Because of certain influences that have flown into the story, as well as the rather kid-friendly fun of the title, it was perhaps inevitable that Wrassle Castle would launch as a young readers book. While there’s plenty for kids to love in this all-out fantasy romp, though, Coover and Tobin emphasized that they view the work less as something aimed at a particular age group and more as all-ages fun.
“Books for this age are such a sweet spot, especially for the fantasy genre: they give something for little kids to grow into while they have fun with the over-the-top action, while they have enough meat for adults to sink their teeth into,” Coover said.
“Colleen and I write it more as a ‘young readers accessible’ story rather than a straight young readers title. I’ve never in my life written a story that was geared for a specific age group. I always want everyone,” Tobin added.
To further emphasize the “for everyone” nature of Wrassle Castle, Tobin was also quick to point out that the adventures of Lydia and her friends aren’t just all wrestling-themed all the time. Over the course of the first volume — out of a planned three so far, with more possible — we see much more than Lydia’s efforts to become a wrassler alongside her brother’s success. At its heart, though it’s full of adventure and fun fight scenes, Wrassle Castle is a story about the power of friendship.

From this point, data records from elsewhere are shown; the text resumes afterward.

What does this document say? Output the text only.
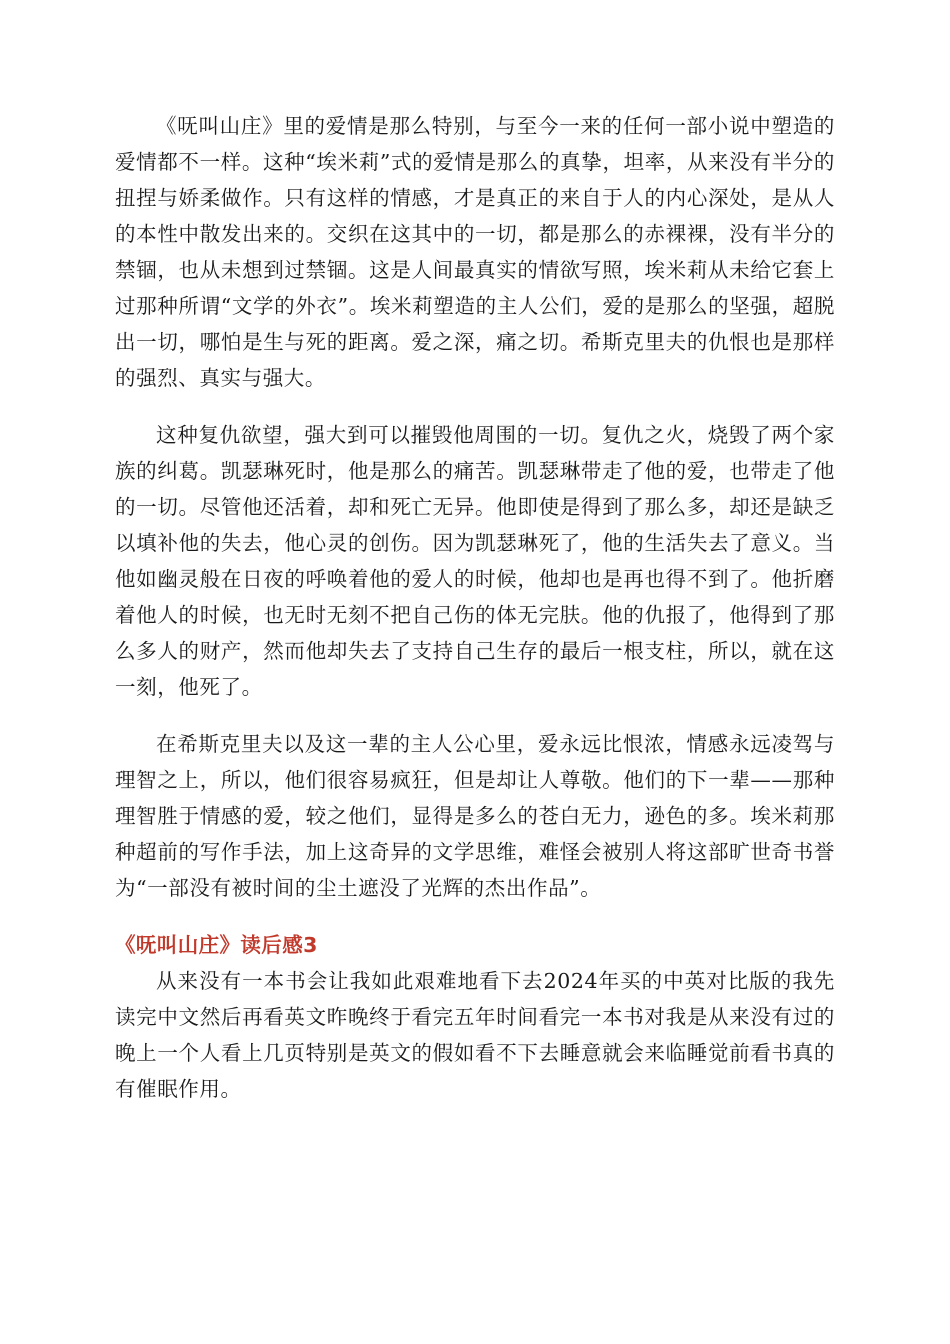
《呒叫山庄》里的爱情是那么特别，与至今一来的任何一部小说中塑造的爱情都不一样。这种“埃米莉”式的爱情是那么的真挚，坦率，从来没有半分的扭捏与娇柔做作。只有这样的情感，才是真正的来自于人的内心深处，是从人的本性中散发出来的。交织在这其中的一切，都是那么的赤裸裸，没有半分的禁锢，也从未想到过禁锢。这是人间最真实的情欲写照，埃米莉从未给它套上过那种所谓“文学的外衣”。埃米莉塑造的主人公们，爱的是那么的坚强，超脱出一切，哪怕是生与死的距离。爱之深，痛之切。希斯克里夫的仇恨也是那样的强烈、真实与强大。

这种复仇欲望，强大到可以摧毁他周围的一切。复仇之火，烧毁了两个家族的纠葛。凯瑟琳死时，他是那么的痛苦。凯瑟琳带走了他的爱，也带走了他的一切。尽管他还活着，却和死亡无异。他即使是得到了那么多，却还是缺乏以填补他的失去，他心灵的创伤。因为凯瑟琳死了，他的生活失去了意义。当他如幽灵般在日夜的呼唤着他的爱人的时候，他却也是再也得不到了。他折磨着他人的时候，也无时无刻不把自己伤的体无完肤。他的仇报了，他得到了那么多人的财产，然而他却失去了支持自己生存的最后一根支柱，所以，就在这一刻，他死了。

在希斯克里夫以及这一辈的主人公心里，爱永远比恨浓，情感永远凌驾与理智之上，所以，他们很容易疯狂，但是却让人尊敬。他们的下一辈——那种理智胜于情感的爱，较之他们，显得是多么的苍白无力，逊色的多。埃米莉那种超前的写作手法，加上这奇异的文学思维，难怪会被别人将这部旷世奇书誉为“一部没有被时间的尘土遮没了光辉的杰出作品”。

《呒叫山庄》读后感3

从来没有一本书会让我如此艰难地看下去2024年买的中英对比版的我先读完中文然后再看英文昨晚终于看完五年时间看完一本书对我是从来没有过的晚上一个人看上几页特别是英文的假如看不下去睡意就会来临睡觉前看书真的有催眠作用。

“I hope that when readers delve into the world, they first of all are taken by the friendship between Lydia and her friends Chelsea, Nyle, and Dee. Together, they form the Underground Alibi Society, sworn to provide each other’s parents with suitable alibis to cover up misdeeds,” Tobin explained. “There’s a ‘higher’ story that WILL change the state of wrassling in the world, but I’m a guy who read all the classic issues of X-Men and my favorite story — amidst all the drama — was when they played baseball together, so I think it’s the small moments of characterization that build a story. Care about the people, and you’ll care about the story.”
Wrassle Castle arrives September 2021 from Vault’s Wonderbound imprint.